L’Inde hésite à quitter la Coupe ASEAN, le Brésil pèse lourd
L’Inde pourrait renoncer à la FIFA ASEAN Cup 2026, où elle doit affronter l’Indonésie, la Malaisie et Singapour, en raison d’un conflit de calendrier avec un match amical contre le Brésil. Pour l’Indonésie, pays hôte du tournoi prévu du 24 septembre au 3 octobre, l’enjeu dépasse la seule composition d’un groupe: il touche à la valeur sportive de la compétition et à la hiérarchie des priorités dans le football asiatique.
Selon Khel Now, cité par Antara, la Fédération indienne de football doit trancher prochainement. La perspective d’un Brésil-Inde organisé à Kolkata le 3 octobre, soit le dernier jour du tournoi régional, pousse l’AIFF à arbitrer entre prestige immédiat et continuité sportive.
Un choix entre vitrine mondiale et compétition utile
Sur le papier, l’attraction d’un match contre le Brésil est évidente. Pour une fédération, accueillir une sélection de cette stature représente un levier d’image, de billetterie, de sponsoring et de visibilité institutionnelle.

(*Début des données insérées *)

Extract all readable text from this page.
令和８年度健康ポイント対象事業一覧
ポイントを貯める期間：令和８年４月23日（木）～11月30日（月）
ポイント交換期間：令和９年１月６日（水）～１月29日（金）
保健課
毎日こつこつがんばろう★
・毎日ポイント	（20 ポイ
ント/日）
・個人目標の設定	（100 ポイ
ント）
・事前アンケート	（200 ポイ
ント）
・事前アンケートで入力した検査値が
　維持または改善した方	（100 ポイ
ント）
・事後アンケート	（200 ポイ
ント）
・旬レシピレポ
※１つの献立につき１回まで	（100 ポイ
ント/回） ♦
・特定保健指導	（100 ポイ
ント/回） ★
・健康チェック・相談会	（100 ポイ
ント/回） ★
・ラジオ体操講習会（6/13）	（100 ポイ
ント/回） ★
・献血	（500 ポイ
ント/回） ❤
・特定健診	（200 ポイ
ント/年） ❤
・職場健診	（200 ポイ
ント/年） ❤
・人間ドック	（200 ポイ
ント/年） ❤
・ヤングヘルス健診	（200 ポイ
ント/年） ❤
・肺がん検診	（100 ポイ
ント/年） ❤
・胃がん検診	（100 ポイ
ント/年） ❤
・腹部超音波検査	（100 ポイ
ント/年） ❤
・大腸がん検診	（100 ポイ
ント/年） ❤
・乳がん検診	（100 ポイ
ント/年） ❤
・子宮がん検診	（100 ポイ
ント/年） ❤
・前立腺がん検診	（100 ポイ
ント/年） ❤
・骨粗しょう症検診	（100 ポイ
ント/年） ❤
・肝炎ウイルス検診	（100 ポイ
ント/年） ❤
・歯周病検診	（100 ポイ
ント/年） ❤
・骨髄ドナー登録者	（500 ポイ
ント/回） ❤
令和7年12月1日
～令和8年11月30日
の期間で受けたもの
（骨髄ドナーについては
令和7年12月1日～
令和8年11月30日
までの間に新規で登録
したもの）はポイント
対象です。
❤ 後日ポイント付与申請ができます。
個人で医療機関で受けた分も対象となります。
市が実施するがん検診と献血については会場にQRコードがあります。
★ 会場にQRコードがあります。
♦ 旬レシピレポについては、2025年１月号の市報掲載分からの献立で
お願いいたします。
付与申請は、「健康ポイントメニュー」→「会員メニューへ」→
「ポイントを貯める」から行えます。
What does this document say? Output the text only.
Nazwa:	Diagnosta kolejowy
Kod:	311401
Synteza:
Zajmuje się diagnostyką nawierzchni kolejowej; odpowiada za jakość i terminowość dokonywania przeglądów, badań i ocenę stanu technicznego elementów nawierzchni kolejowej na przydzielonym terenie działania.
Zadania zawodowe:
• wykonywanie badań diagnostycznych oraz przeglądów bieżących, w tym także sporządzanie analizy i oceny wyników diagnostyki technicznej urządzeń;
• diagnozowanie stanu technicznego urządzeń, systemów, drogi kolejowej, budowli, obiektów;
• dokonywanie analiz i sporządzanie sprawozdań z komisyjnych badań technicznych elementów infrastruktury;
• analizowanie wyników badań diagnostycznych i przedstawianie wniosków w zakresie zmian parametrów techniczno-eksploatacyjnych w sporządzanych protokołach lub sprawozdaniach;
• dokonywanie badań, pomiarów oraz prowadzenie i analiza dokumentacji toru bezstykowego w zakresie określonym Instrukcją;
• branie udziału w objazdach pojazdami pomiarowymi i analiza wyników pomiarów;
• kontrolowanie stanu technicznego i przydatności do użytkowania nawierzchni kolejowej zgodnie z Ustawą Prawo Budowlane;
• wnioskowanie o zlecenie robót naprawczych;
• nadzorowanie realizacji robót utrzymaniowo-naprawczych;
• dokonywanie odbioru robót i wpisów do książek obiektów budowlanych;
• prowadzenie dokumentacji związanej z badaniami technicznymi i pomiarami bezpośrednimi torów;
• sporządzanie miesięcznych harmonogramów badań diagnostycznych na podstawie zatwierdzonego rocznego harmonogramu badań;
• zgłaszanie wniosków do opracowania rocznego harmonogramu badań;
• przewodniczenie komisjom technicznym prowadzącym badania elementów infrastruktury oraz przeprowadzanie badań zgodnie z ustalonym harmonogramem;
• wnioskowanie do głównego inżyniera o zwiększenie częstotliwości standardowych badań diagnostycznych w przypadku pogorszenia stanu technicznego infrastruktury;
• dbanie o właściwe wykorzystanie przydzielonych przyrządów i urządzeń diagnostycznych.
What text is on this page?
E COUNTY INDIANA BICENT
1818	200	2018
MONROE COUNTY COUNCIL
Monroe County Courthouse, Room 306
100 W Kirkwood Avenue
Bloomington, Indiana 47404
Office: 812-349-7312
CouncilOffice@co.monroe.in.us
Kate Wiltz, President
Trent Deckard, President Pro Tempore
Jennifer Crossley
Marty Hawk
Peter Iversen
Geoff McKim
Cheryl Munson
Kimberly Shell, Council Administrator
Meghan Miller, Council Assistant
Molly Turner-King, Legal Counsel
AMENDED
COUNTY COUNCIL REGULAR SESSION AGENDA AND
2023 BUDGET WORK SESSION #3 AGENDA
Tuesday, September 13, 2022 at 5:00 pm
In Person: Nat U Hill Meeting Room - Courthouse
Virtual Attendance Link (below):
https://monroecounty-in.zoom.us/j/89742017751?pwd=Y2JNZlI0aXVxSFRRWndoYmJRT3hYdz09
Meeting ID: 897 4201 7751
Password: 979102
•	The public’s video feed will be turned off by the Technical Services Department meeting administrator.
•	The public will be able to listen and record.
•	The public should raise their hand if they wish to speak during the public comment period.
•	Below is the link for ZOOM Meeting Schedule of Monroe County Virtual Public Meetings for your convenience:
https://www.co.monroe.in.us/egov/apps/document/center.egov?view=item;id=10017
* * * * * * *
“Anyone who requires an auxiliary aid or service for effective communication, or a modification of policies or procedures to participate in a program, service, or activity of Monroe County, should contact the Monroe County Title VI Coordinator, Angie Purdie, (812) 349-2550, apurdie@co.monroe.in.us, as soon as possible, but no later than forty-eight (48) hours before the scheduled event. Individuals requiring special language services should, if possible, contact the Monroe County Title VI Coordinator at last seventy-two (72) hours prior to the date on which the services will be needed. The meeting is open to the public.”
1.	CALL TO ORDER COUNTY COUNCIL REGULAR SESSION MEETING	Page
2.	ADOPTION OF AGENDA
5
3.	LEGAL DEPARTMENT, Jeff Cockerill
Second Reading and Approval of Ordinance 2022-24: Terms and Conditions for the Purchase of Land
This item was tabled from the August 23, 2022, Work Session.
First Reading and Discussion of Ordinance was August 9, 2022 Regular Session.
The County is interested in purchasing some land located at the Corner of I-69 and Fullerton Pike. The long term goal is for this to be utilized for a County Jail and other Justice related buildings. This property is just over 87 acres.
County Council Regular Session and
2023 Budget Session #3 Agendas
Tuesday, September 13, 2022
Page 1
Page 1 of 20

L’AIFF préparerait d’ailleurs un montage financier de 60 à 70 crores de roupies, avec l’appui de partenaires, des recettes de tickets et du gouvernement du Bengale-Occidental.
Mais cette logique économique entre en tension avec une autre réalité du football de sélection: les équipes progressent souvent davantage dans des matches compétitifs répétés que dans un amical de gala, même très exposé. La Coupe ASEAN offrirait à l’Inde trois rencontres à enjeu, dans un cadre où les automatismes, la gestion de la pression et la profondeur d’effectif sont réellement testés.
La contrainte réglementaire change la donne
Le dilemme indien s’est durci parce que, selon les informations relayées, la FIFA n’autoriserait pas l’Inde à disputer la compétition avec une équipe U-23 ou une formation bis. Autrement dit, l’AIFF ne pourrait pas répartir ses ressources humaines entre deux rendez-vous en envoyant une sélection expérimentale en Asie du Sud-Est et l’équipe A face au Brésil.
Cette contrainte renvoie à une question classique de gouvernance du football international: quelle place accorder aux tournois régionaux lorsqu’ils se superposent à des affiches commerciales ou diplomatiques plus prestigieuses? Pour des fédérations en phase de structuration, ces arbitrages pèsent autant sur la trajectoire sportive que sur les finances. La FIFA est régulièrement confrontée à ce type de dilemmes.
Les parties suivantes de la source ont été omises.